10.17. Tumors of Peripheral Nerves
- General features:
- Mass can be displaced at right angles to the course of the nerve
- Mechanosensitivity expressed as paresthesias when stimulating the tumor
- Inability to distinguish a neurofibroma, Schwannoma or malignant tumor by clinical examination
Benign Neural Sheath Tumors
Schwannoma
- General features:
- The most common benign neural sheath tumor
- Higher incidence in women than men
- May develop with Von Recklinghausen's disease (neurofibroma muscle more common)
- Well encapsulated and cause lateral displacement of adjacent fascicles
- Clinical presentation:
- Positive Tinel's sign (paresthesias elicited by mechanical stimulation) over the tumor in the distribution of the affected nerve
- Rare presentation as a neurologic deficit of the affected nerve
- Most common nerves affected:
- Supra greater than infraclavicular components of the brachial plexus
- Axillary and musculocutaneous nerve
- Tibial nerve greater than sciatic nerve in the thigh
- Median > ulnar > radial nerve; proximal portions of nerve > distal
- Pathology:
- Schwannomas putatively arises from Schwann cells:
- Hypercellular compact or palisading regions (Antoni Type A)
- Verocay bodies are prominent
- Loose hypocellular regions (Antoni Type B)
- Well encapsulated; displace adjacent fascicles laterally; slow enlargement with rare loss of function
Neurofibroma not associated with Von-Recklinghausen's Disease
- General features:
- The nerve can be displaced side to side, but not longitudinally
- More painful than Schwannomas
- Neurologic deficit at presentation > Schwannoma
- Fusiforme > plexiform (noted in non Von Recklinghausen's disease patients)
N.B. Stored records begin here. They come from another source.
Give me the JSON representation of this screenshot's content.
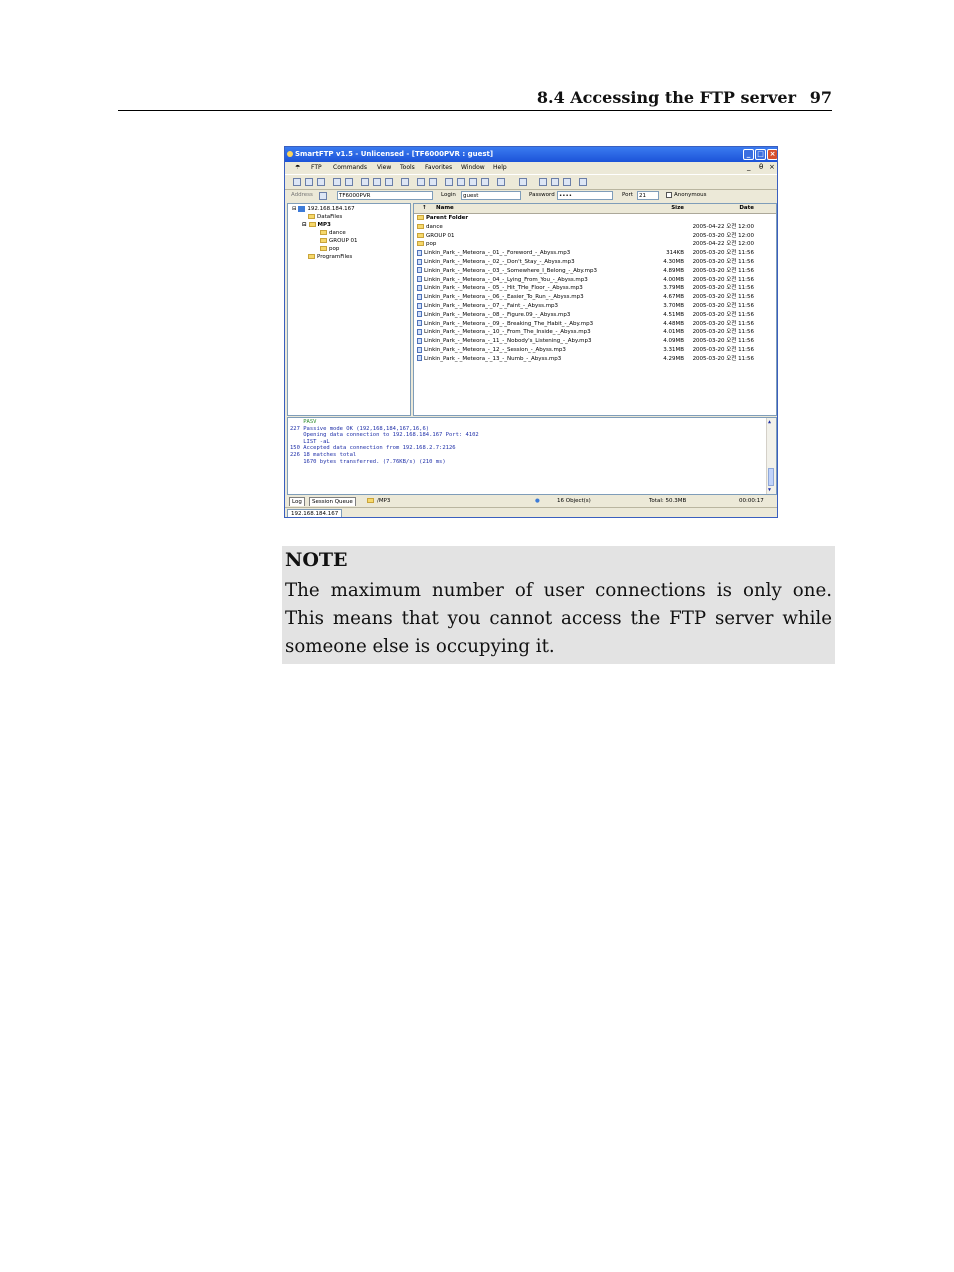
{
  "page": {
    "section": "8.4 Accessing the FTP server",
    "page_number": "97"
  },
  "window": {
    "title": "SmartFTP v1.5 - Unlicensed - [TF6000PVR : guest]",
    "menu": [
      "FTP",
      "Commands",
      "View",
      "Tools",
      "Favorites",
      "Window",
      "Help"
    ],
    "mdi_controls": [
      "_",
      "θ",
      "×"
    ],
    "address_label": "Address",
    "address_value": "TF6000PVR",
    "login_label": "Login",
    "login_value": "guest",
    "password_label": "Password",
    "password_value": "••••",
    "port_label": "Port",
    "port_value": "21",
    "anonymous_label": "Anonymous",
    "tree": {
      "root": "192.168.184.167",
      "items": [
        "DataFiles",
        "MP3",
        "dance",
        "GROUP 01",
        "pop",
        "ProgramFiles"
      ]
    },
    "list": {
      "headers": {
        "name": "Name",
        "size": "Size",
        "date": "Date"
      },
      "parent": "Parent Folder",
      "rows": [
        {
          "name": "dance",
          "size": "",
          "date": "2005-04-22 오전 12:00"
        },
        {
          "name": "GROUP 01",
          "size": "",
          "date": "2005-03-20 오전 12:00"
        },
        {
          "name": "pop",
          "size": "",
          "date": "2005-04-22 오전 12:00"
        },
        {
          "name": "Linkin_Park_-_Meteora_-_01_-_Foreword_-_Abyss.mp3",
          "size": "314KB",
          "date": "2005-03-20 오전 11:56"
        },
        {
          "name": "Linkin_Park_-_Meteora_-_02_-_Don't_Stay_-_Abyss.mp3",
          "size": "4.30MB",
          "date": "2005-03-20 오전 11:56"
        },
        {
          "name": "Linkin_Park_-_Meteora_-_03_-_Somewhere_I_Belong_-_Aby.mp3",
          "size": "4.89MB",
          "date": "2005-03-20 오전 11:56"
        },
        {
          "name": "Linkin_Park_-_Meteora_-_04_-_Lying_From_You_-_Abyss.mp3",
          "size": "4.00MB",
          "date": "2005-03-20 오전 11:56"
        },
        {
          "name": "Linkin_Park_-_Meteora_-_05_-_Hit_THe_Floor_-_Abyss.mp3",
          "size": "3.79MB",
          "date": "2005-03-20 오전 11:56"
        },
        {
          "name": "Linkin_Park_-_Meteora_-_06_-_Easier_To_Run_-_Abyss.mp3",
          "size": "4.67MB",
          "date": "2005-03-20 오전 11:56"
        },
        {
          "name": "Linkin_Park_-_Meteora_-_07_-_Faint_-_Abyss.mp3",
          "size": "3.70MB",
          "date": "2005-03-20 오전 11:56"
        },
        {
          "name": "Linkin_Park_-_Meteora_-_08_-_Figure.09_-_Abyss.mp3",
          "size": "4.51MB",
          "date": "2005-03-20 오전 11:56"
        },
        {
          "name": "Linkin_Park_-_Meteora_-_09_-_Breaking_The_Habit_-_Aby.mp3",
          "size": "4.48MB",
          "date": "2005-03-20 오전 11:56"
        },
        {
          "name": "Linkin_Park_-_Meteora_-_10_-_From_The_Inside_-_Abyss.mp3",
          "size": "4.01MB",
          "date": "2005-03-20 오전 11:56"
        },
        {
          "name": "Linkin_Park_-_Meteora_-_11_-_Nobody's_Listening_-_Aby.mp3",
          "size": "4.09MB",
          "date": "2005-03-20 오전 11:56"
        },
        {
          "name": "Linkin_Park_-_Meteora_-_12_-_Session_-_Abyss.mp3",
          "size": "3.31MB",
          "date": "2005-03-20 오전 11:56"
        },
        {
          "name": "Linkin_Park_-_Meteora_-_13_-_Numb_-_Abyss.mp3",
          "size": "4.29MB",
          "date": "2005-03-20 오전 11:56"
        }
      ]
    },
    "log": [
      "    PASV",
      "227 Passive mode OK (192,168,184,167,16,6)",
      "    Opening data connection to 192.168.184.167 Port: 4102",
      "    LIST -aL",
      "150 Accepted data connection from 192.168.2.7:2126",
      "226 18 matches total",
      "    1670 bytes transferred. (7.76KB/s) (210 ms)"
    ],
    "status": {
      "tab_log": "Log",
      "tab_queue": "Session Queue",
      "path": "/MP3",
      "objects": "16 Object(s)",
      "total": "Total: 50.3MB",
      "time": "00:00:17"
    },
    "connection_tab": "192.168.184.167"
  },
  "note": {
    "title": "NOTE",
    "body": "The maximum number of user connections is only one. This means that you cannot access the FTP server while someone else is occupying it."
  }
}
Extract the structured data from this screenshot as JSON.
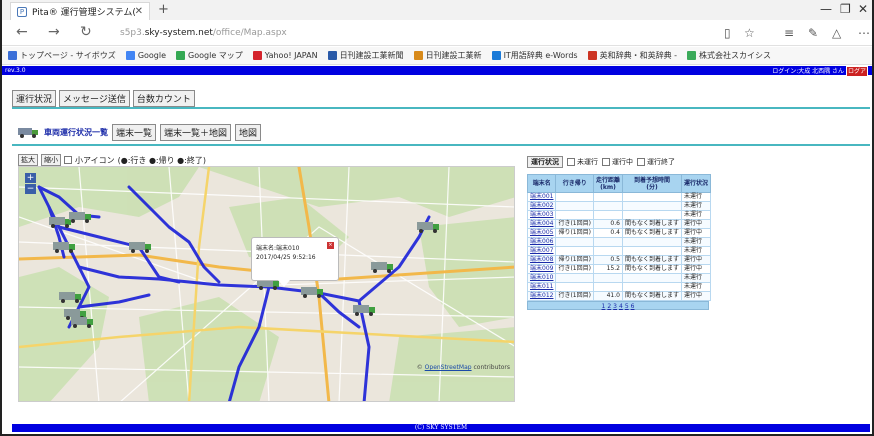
{
  "browser": {
    "tab_title": "Pita® 運行管理システム(",
    "url_prefix": "s5p3.",
    "url_domain": "sky-system.net",
    "url_path": "/office/Map.aspx"
  },
  "bookmarks": [
    {
      "label": "トップページ - サイボウズ",
      "color": "#3a6fd8"
    },
    {
      "label": "Google",
      "color": "#4285f4"
    },
    {
      "label": "Google マップ",
      "color": "#34a853"
    },
    {
      "label": "Yahoo! JAPAN",
      "color": "#d4242c"
    },
    {
      "label": "日刊建設工業新聞",
      "color": "#2a5aa8"
    },
    {
      "label": "日刊建設工業新",
      "color": "#d88a1a"
    },
    {
      "label": "IT用語辞典 e-Words",
      "color": "#1a7ad8"
    },
    {
      "label": "英和辞典・和英辞典 -",
      "color": "#cc3322"
    },
    {
      "label": "株式会社スカイシス",
      "color": "#3aaa5a"
    }
  ],
  "header": {
    "rev": "rev.3.0",
    "login": "ログイン:大成 北西隅 さん",
    "logout": "ログア"
  },
  "topnav": [
    "運行状況",
    "メッセージ送信",
    "台数カウント"
  ],
  "subnav": {
    "current": "車両運行状況一覧",
    "items": [
      "端末一覧",
      "端末一覧＋地図",
      "地図"
    ]
  },
  "map_controls": {
    "zoom_in": "拡大",
    "zoom_out": "縮小",
    "small_icon": "小アイコン",
    "legend": "(●:行き ●:帰り ●:終了)",
    "legend_colors": {
      "go": "#d82020",
      "return": "#30a030",
      "end": "#8a6a30"
    }
  },
  "map": {
    "zoom_plus": "+",
    "zoom_minus": "−",
    "popup_line1": "端末名:端末010",
    "popup_line2": "2017/04/25 9:52:16",
    "popup_close": "×",
    "attribution_sym": "©",
    "attribution_link": "OpenStreetMap",
    "attribution_rest": "contributors"
  },
  "status": {
    "header": "運行状況",
    "filters": [
      "未運行",
      "運行中",
      "運行終了"
    ],
    "columns": [
      "端末名",
      "行き帰り",
      "走行距離\n(km)",
      "到着予想時間\n(分)",
      "運行状況"
    ],
    "rows": [
      [
        "端末001",
        "",
        "",
        "",
        "未運行"
      ],
      [
        "端末002",
        "",
        "",
        "",
        "未運行"
      ],
      [
        "端末003",
        "",
        "",
        "",
        "未運行"
      ],
      [
        "端末004",
        "行き(1回目)",
        "0.6",
        "間もなく到着します",
        "運行中"
      ],
      [
        "端末005",
        "帰り(1回目)",
        "0.4",
        "間もなく到着します",
        "運行中"
      ],
      [
        "端末006",
        "",
        "",
        "",
        "未運行"
      ],
      [
        "端末007",
        "",
        "",
        "",
        "未運行"
      ],
      [
        "端末008",
        "帰り(1回目)",
        "0.5",
        "間もなく到着します",
        "運行中"
      ],
      [
        "端末009",
        "行き(1回目)",
        "15.2",
        "間もなく到着します",
        "運行中"
      ],
      [
        "端末010",
        "",
        "",
        "",
        "未運行"
      ],
      [
        "端末011",
        "",
        "",
        "",
        "未運行"
      ],
      [
        "端末012",
        "行き(1回目)",
        "41.0",
        "間もなく到着します",
        "運行中"
      ]
    ],
    "pages": [
      "1",
      "2",
      "3",
      "4",
      "5",
      "6"
    ]
  },
  "footer": "(C) SKY SYSTEM"
}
- Tinel's signs nearly universal
- Females > males
- R > L side of the body
- Arise from the motor more often than sensory portion of the nerve
- Occur as a localized mass; may involve long segment of the nerve
- No cleavage plane; total removal requires nerve section
- Clinical presentation:
- Location:
- Supraclavicular > infraclavicular brachial plexus, 4:1
- Axillary nerve greater than deltoid
- Pelvic plexus > sciatic nerve in the thigh
- Sciatic nerve in the buttock, peroneal and tibial nerve have equal incidence
- Painful particularly if partially resected
- Tinel's sign in the distribution of the nerve
- Pathology:
- Arise from the perineural fibroblast
- Myo-collagenous background that stains intensely with reticulin stain
Neurofibromas Associated with Von Recklinghausen's
- General features:
- Chromosome 17; AD with full penetrance, but variable expression
- Incidence 1/300 persons; often patients have few symptoms
- Females > males; R > L side of the body
- Tumors are found in nerve endings in the skin as well as proximal nerves
- 15% chance of malignant degeneration
- Present at early age than solitary ones
- Clinical presentation:
- Both motor and sensory symptoms
- Anesthesia in the middle of a small neurofibroma of the skin
- Painful; Tinel's usually present
- Location:
- Supraclavicular > infraclavicular brachial plexus, 3:1
- Axillary > musculocutaneous nerve
- Ulnar > median > radial nerve
- Pelvic plexus > sciatic nerve in the thigh
- Tibial > peroneal > saphenous
Plexiform Neurofibroma
- General features:
- Tumors are intrafascicular, extrafascicular with no capsule
- Difficult to operate without further loss of functions
- Most associated with VRD; some are solitary
- Concomitant multiple neurofibromas of the nerve of origin that occur proximally and distally:
- May involve other nerves of the same extremity (neurofibromatosis type 5)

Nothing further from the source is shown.